Лабиринт оснащал все воюющие стороны своим оружием — испытывал с их помощью все новые и новые виды военной техники. В это время любимое детище Нака-Пакуа — наука-паука — расцвела таким буйным цветом, что был даже частично изучен своенравный характер Хартингского Времени: им научились время от времени управлять, например, заливать им горе. Был также испытан в действии большой «смеситель времени», который, однако, на испытаниях дал неожиданный сбой: когда его запустили в работу, то оказалось, что все воюющие стороны смотрят по сторонам, а вокруг — никого!

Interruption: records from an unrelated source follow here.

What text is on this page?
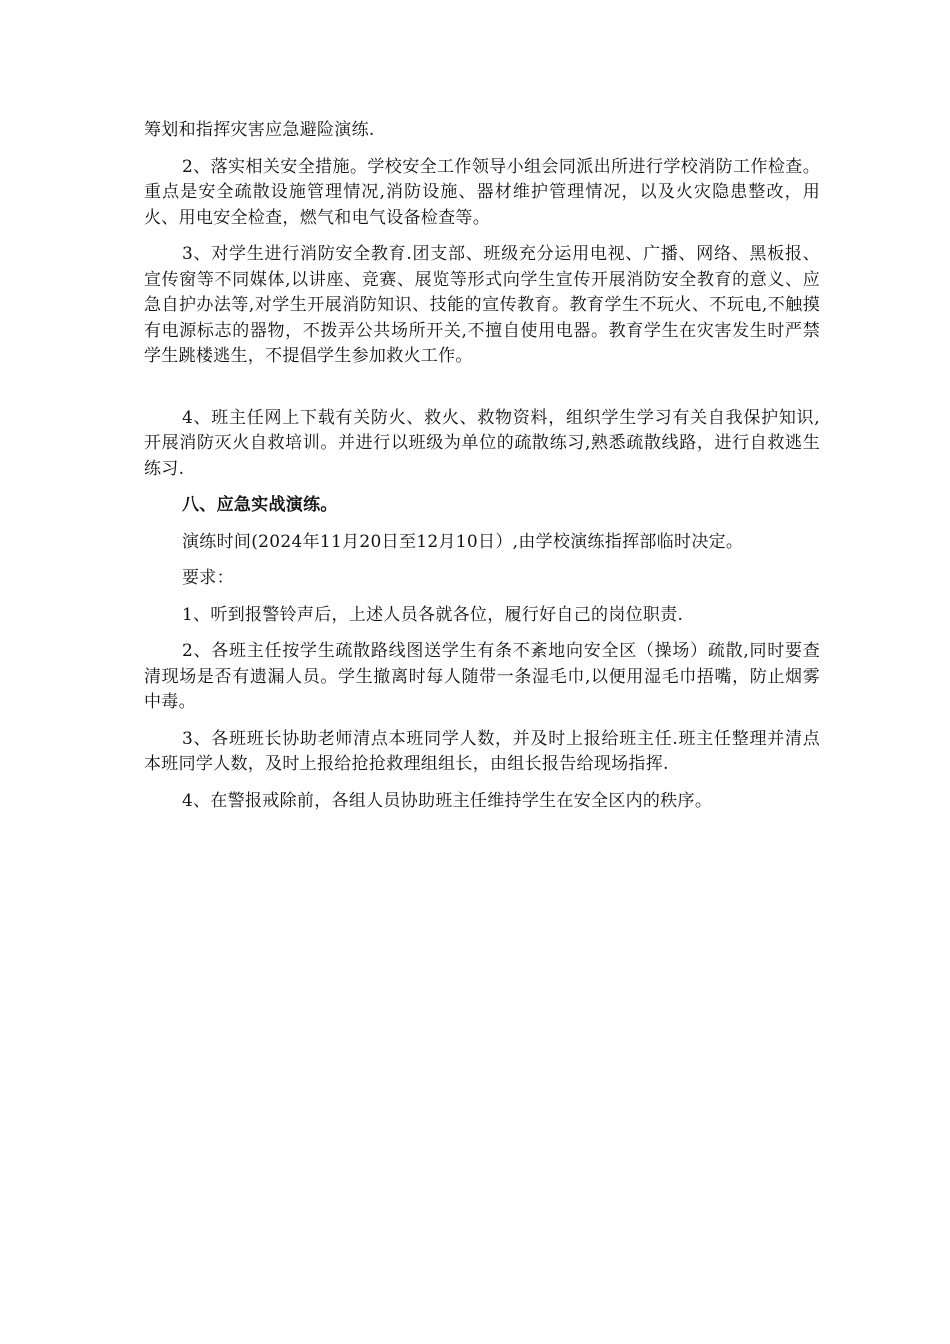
筹划和指挥灾害应急避险演练.

2、落实相关安全措施。学校安全工作领导小组会同派出所进行学校消防工作检查。重点是安全疏散设施管理情况,消防设施、器材维护管理情况，以及火灾隐患整改，用火、用电安全检查，燃气和电气设备检查等。

3、对学生进行消防安全教育.团支部、班级充分运用电视、广播、网络、黑板报、宣传窗等不同媒体,以讲座、竞赛、展览等形式向学生宣传开展消防安全教育的意义、应急自护办法等,对学生开展消防知识、技能的宣传教育。教育学生不玩火、不玩电,不触摸有电源标志的器物，不拨弄公共场所开关,不擅自使用电器。教育学生在灾害发生时严禁学生跳楼逃生，不提倡学生参加救火工作。

4、班主任网上下载有关防火、救火、救物资料，组织学生学习有关自我保护知识,开展消防灭火自救培训。并进行以班级为单位的疏散练习,熟悉疏散线路，进行自救逃生练习.

八、应急实战演练。

演练时间(2024年11月20日至12月10日）,由学校演练指挥部临时决定。

要求：

1、听到报警铃声后，上述人员各就各位，履行好自己的岗位职责.

2、各班主任按学生疏散路线图送学生有条不紊地向安全区（操场）疏散,同时要查清现场是否有遗漏人员。学生撤离时每人随带一条湿毛巾,以便用湿毛巾捂嘴，防止烟雾中毒。

3、各班班长协助老师清点本班同学人数，并及时上报给班主任.班主任整理并清点本班同学人数，及时上报给抢抢救理组组长，由组长报告给现场指挥.

4、在警报戒除前，各组人员协助班主任维持学生在安全区内的秩序。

К моменту появления новой партии земных прикатчиков началась уже неизвестно какая по счету вруническая война, причем из-за того, что Чавота, правительница Больших Гудзонов, назвала короля аридов Алуна-Алунана тридцать шестого — летучим, просто так, без всякого на то повода, тогда как на самом деле он был — летающим. Оговорилась старуха по дряхлости своей, а поправиться ей не дали.
Тогда-то Цытирик и записал: «Наша жизнь катится по замкнутой сфере, радиус ее черчу я. Если я остановлюсь, прекратится История.»

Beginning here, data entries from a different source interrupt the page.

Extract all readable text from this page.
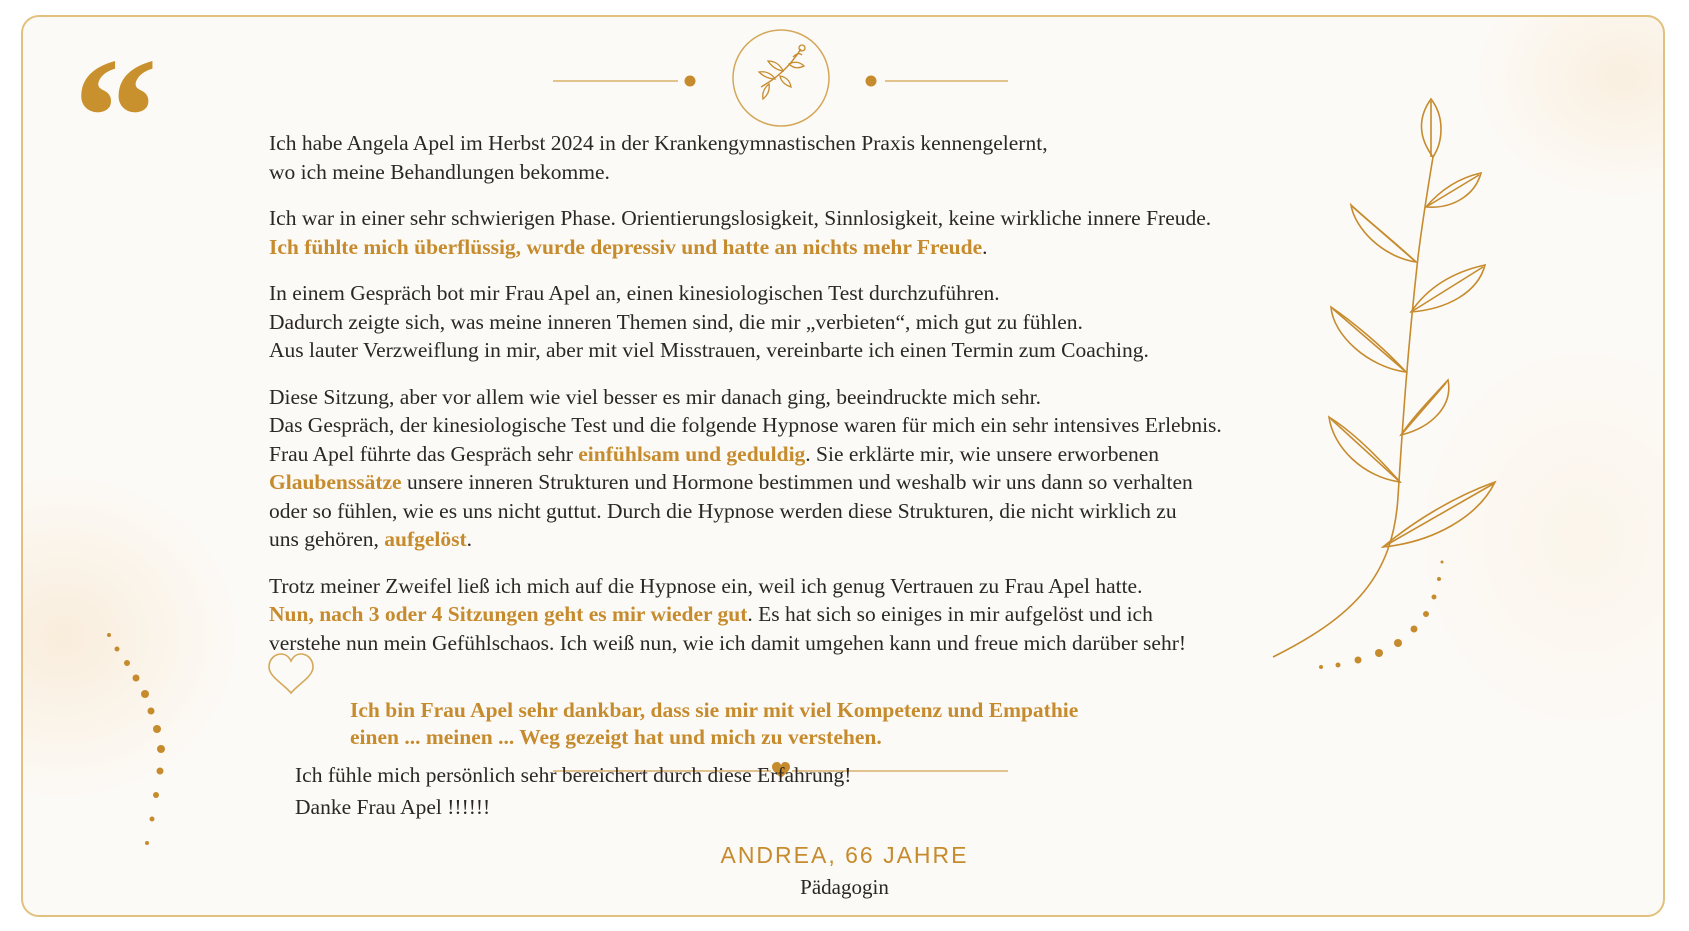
“	Ich habe Angela Apel im Herbst 2024 in der Krankengymnastischen Praxis kennengelernt,
wo ich meine Behandlungen bekomme.

Ich war in einer sehr schwierigen Phase. Orientierungslosigkeit, Sinnlosigkeit, keine wirkliche innere Freude.
Ich fühlte mich überflüssig, wurde depressiv und hatte an nichts mehr Freude.

In einem Gespräch bot mir Frau Apel an, einen kinesiologischen Test durchzuführen.
Dadurch zeigte sich, was meine inneren Themen sind, die mir „verbieten“, mich gut zu fühlen.
Aus lauter Verzweiflung in mir, aber mit viel Misstrauen, vereinbarte ich einen Termin zum Coaching.

Diese Sitzung, aber vor allem wie viel besser es mir danach ging, beeindruckte mich sehr.
Das Gespräch, der kinesiologische Test und die folgende Hypnose waren für mich ein sehr intensives Erlebnis.
Frau Apel führte das Gespräch sehr einfühlsam und geduldig. Sie erklärte mir, wie unsere erworbenen
Glaubenssätze unsere inneren Strukturen und Hormone bestimmen und weshalb wir uns dann so verhalten
oder so fühlen, wie es uns nicht guttut. Durch die Hypnose werden diese Strukturen, die nicht wirklich zu
uns gehören, aufgelöst.

Trotz meiner Zweifel ließ ich mich auf die Hypnose ein, weil ich genug Vertrauen zu Frau Apel hatte.
Nun, nach 3 oder 4 Sitzungen geht es mir wieder gut. Es hat sich so einiges in mir aufgelöst und ich
verstehe nun mein Gefühlschaos. Ich weiß nun, wie ich damit umgehen kann und freue mich darüber sehr!

Ich bin Frau Apel sehr dankbar, dass sie mir mit viel Kompetenz und Empathie
einen ... meinen ... Weg gezeigt hat und mich zu verstehen.
Ich fühle mich persönlich sehr bereichert durch diese Erfahrung!
Danke Frau Apel !!!!!!
ANDREA, 66 JAHRE
Pädagogin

Гвадарий Фигософ прочитал это на одном из своих листьев, летавших по Альдебарану в поисках для него, Гвадария, новой, ни на что непохожей, интересной информации и, проконсультировавшись с Хартингским Временем, даровал Цытирику бессмертие, что, впрочем, уже известно. Однако об этом своем безценном подарке Гвадарий вскоре забыл.
Тем временем врунические войны уже переживали свою дурную бесконечность, и только Гвадарий Фигософ из своего растительного далека не слышал, а возможно, и не хотел слышать залпы орудий и бой барабанов. Правда, до него иногда доносились слабые их отзвуки, и он тогда умилялся, думал, что это веселятся кеоркийцы, устраивают, по своему обыкновению, праздничные салюты: у них что ни день — праздник, веселые ребята.
Но вот однажды по утру совсем от себя близко Гвадарий вдруг ощутил стойкий запах дыма и закричал в диком страхе:
— Эрумий, лес горит — эдак сгорю и я!
Эрумий страшно разорался, и ветер сразу подул в другую сторону, Фигософ быстро успокоился и снова предался прежним размышлениям, а Эрумий счел неразумным волновать Гвадария еще сильней по столь незначительным пустякам.
«Пусть они там все головы друг дружке поотрывают. Чем больше потерь — тем лучше,» — говорил себе Эрумий, когда к нему приносились гонцы со сводками. «Скоро и воевать будет некому. Так все и кончится само собой. Вот и заживем тогда прямо по Гвадарию: наступит, наконец, спокойствие, равновесие, невмешательство!» — говорил он гонцам.